VRAM Calculator
Pick a model, a quantization, and your context length. We'll tell you the exact VRAM needed and the cheapest GPU on the market that fits it.
How this works
VRAM requirement uses the same formula as our shared calculator utilities:
calcVram(paramsB, bytesPerParam, contextLength)// params × bytes_per_param + context × 0.0002 GB + 1.5 GB overhead
Quantization formats
Source: llama.cpp docs + r/LocalLLaMA community benchmarks. KV-cache is included in the overhead estimate; actual usage may vary ±10%. We round up to the nearest 0.5 GB.
Frequently asked
How accurate is this VRAM estimate?
Within roughly ±10% for GGUF quantizations in llama.cpp / Ollama. We base the math on llama.cpp's documented per-quant byte footprints plus a 1.5 GB overhead for KV-cache and runtime. Real usage varies with batch size, draft model, and inference engine.

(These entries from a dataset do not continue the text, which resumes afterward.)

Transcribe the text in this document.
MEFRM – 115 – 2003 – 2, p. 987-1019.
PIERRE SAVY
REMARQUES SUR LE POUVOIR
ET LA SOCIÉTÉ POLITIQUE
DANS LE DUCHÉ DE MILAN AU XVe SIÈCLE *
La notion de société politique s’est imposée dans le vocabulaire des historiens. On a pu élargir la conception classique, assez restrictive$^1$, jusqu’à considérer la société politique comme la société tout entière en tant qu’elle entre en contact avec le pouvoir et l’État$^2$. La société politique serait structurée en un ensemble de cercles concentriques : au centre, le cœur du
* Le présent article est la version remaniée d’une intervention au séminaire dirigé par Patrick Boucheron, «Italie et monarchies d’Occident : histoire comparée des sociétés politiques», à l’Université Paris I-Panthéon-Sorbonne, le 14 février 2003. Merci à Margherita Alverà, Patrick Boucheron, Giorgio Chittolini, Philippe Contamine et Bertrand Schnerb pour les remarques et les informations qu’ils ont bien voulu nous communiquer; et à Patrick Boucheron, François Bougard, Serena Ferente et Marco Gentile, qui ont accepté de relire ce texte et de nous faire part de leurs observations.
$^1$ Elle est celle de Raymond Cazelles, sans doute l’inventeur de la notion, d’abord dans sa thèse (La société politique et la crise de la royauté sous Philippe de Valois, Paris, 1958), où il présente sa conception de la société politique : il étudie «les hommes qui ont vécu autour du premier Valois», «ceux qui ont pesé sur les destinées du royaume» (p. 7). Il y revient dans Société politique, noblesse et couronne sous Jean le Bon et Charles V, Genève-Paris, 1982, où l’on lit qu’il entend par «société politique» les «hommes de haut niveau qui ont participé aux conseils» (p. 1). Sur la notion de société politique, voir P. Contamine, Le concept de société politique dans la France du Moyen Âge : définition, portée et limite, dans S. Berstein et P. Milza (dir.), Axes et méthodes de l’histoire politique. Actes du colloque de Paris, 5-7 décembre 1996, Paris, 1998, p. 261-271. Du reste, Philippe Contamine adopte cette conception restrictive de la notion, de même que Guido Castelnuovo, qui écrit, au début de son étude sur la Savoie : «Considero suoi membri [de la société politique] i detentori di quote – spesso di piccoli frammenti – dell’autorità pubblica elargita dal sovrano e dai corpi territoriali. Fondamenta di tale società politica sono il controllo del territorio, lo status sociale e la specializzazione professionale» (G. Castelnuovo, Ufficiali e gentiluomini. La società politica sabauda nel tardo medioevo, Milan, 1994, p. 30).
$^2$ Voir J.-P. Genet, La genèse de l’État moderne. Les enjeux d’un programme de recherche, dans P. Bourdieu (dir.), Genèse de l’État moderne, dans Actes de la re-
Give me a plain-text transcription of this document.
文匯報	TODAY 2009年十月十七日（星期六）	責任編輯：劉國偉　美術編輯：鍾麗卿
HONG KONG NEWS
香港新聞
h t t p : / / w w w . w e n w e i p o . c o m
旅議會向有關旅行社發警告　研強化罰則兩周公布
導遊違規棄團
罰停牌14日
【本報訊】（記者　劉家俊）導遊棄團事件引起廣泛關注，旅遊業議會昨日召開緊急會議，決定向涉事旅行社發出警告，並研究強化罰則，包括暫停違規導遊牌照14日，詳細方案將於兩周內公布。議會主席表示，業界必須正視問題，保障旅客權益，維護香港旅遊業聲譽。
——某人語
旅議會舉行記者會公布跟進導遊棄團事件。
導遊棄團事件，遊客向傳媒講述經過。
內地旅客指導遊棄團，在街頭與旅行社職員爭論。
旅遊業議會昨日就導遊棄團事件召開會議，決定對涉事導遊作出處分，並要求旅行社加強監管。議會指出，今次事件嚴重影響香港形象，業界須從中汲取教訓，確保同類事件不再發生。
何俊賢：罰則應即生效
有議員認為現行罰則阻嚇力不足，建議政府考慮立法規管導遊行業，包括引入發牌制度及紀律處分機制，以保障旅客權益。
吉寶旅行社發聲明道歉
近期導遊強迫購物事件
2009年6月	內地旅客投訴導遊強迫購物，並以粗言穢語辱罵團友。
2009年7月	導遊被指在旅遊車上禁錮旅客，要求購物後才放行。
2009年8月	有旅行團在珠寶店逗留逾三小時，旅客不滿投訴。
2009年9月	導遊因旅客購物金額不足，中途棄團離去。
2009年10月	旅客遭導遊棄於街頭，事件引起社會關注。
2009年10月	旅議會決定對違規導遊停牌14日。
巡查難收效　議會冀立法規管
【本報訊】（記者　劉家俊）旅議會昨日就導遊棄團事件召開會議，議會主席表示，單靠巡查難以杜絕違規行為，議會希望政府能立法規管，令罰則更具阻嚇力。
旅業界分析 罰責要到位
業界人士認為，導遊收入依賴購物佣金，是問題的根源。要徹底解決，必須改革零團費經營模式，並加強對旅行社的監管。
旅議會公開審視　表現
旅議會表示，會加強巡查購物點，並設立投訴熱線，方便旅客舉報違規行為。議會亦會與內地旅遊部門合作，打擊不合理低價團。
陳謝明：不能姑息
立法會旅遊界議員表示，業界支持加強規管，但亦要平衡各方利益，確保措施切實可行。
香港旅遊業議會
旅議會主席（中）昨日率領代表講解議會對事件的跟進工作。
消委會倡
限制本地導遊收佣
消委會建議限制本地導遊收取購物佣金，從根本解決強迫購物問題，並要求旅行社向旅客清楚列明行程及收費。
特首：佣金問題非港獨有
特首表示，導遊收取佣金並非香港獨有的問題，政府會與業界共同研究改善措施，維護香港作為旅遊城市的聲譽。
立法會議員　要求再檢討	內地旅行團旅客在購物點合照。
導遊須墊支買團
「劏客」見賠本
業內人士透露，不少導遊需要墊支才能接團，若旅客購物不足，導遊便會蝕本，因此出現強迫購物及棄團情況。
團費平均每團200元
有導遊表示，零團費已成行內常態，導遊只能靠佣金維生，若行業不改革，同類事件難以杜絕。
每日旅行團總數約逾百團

Why is VRAM, not RAM, the bottleneck?
LLM inference is memory-bandwidth-bound. Weights must live in fast GPU memory (VRAM) to feed the matrix multiplies at GPU speed. If weights spill to system RAM, throughput collapses to single-digit tokens/sec because PCIe is ~50× slower than VRAM.
Does Apple Silicon work differently?
Yes - unified memory means all RAM is "VRAM". A Mac Studio M4 Ultra with 192 GB unified can hold models that would need a multi-GPU server on NVIDIA. Per-token speed is slower than a 4090/5090 but the VRAM ceiling is far higher per dollar at the top end.
What quantization should I pick?
Q4_K_M is the consensus sweet spot - ~98% of FP16 quality at ~27% of the size. Step up to Q5_K_M or Q8_0 only if you have spare VRAM and need the last few percent on hard reasoning. Q3 and below noticeably degrade.